Mali’s government has invested in irrigation technologies and agronomic management practices in order to reduce dependence on rainfall and increase agricultural productivity. As part of those efforts, Kane’s study will determine how different vegetable irrigation systems contribute to the welfare of households in Mali’s rural communities.

One of the methods Kane is studying is the California irrigation system. Among other benefits, the system – a network of underground PVC pipes – reduces infiltration losses and conveys water to distant plots or plots with irregular topography. The California system has been shown to reduce irrigation time by 40% and pumping loads by at least 25%. It’s also been shown to save water, time and labor, and to increase productivity.

One of the drawbacks is the traditionally high cost of PVC pipe. However, Mali’s Rural Economic Institute (IER) has successfully tested the use of cheaper PVC pipe that’s normally used for sanitation.

The California system is still little known within Africa, according to Kane, but its use should be encouraged and promoted on a larger scale.

In addition to studying irrigation, Kane wants to help the Malian government formulate its general agricultural policies and wants to promote the country’s agricultural development.

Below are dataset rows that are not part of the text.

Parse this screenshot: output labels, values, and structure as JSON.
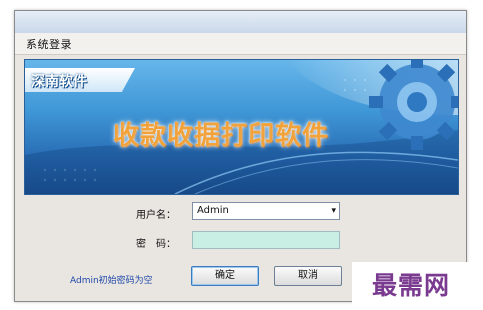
{
  "window": {
    "title": "系统登录"
  },
  "banner": {
    "brand": "深南软件",
    "title": "收款收据打印软件"
  },
  "form": {
    "username_label": "用户名：",
    "username_value": "Admin",
    "password_label": "密　码：",
    "password_value": "",
    "hint": "Admin初始密码为空"
  },
  "buttons": {
    "ok_label": "确定",
    "cancel_label": "取消"
  },
  "watermark": {
    "text": "最需网"
  },
  "colors": {
    "banner_top": "#66b6ea",
    "banner_bottom": "#1c4f8f",
    "title_orange": "#f2a23a",
    "password_field": "#c9efe4",
    "hint_blue": "#1f47a8",
    "watermark_purple": "#7a3a8f"
  },
  "icons": [
    "gear-icon",
    "chevron-down-icon"
  ]
}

Mali has great potential in terms of food and water resources, but its income is very low. Like the rest of sub-Saharan Africa, Mali needs to build its institutional capacity, boost its policy research and analysis and improve its agribusiness value chain. Investment in human resources and the implementation of irrigation projects with partners like USAID can help Mali generate more income, improve food security and reduce the exodus of people leaving its rural areas.

Kane, who’s pursuing a Ph.D. in agricultural economics, agribusiness and management at Egerton University in Kenya, plans to graduate and return to Mali by August 2018. He will continue as a researcher at IER. His research interests will include food security, agricultural economics and agribusiness.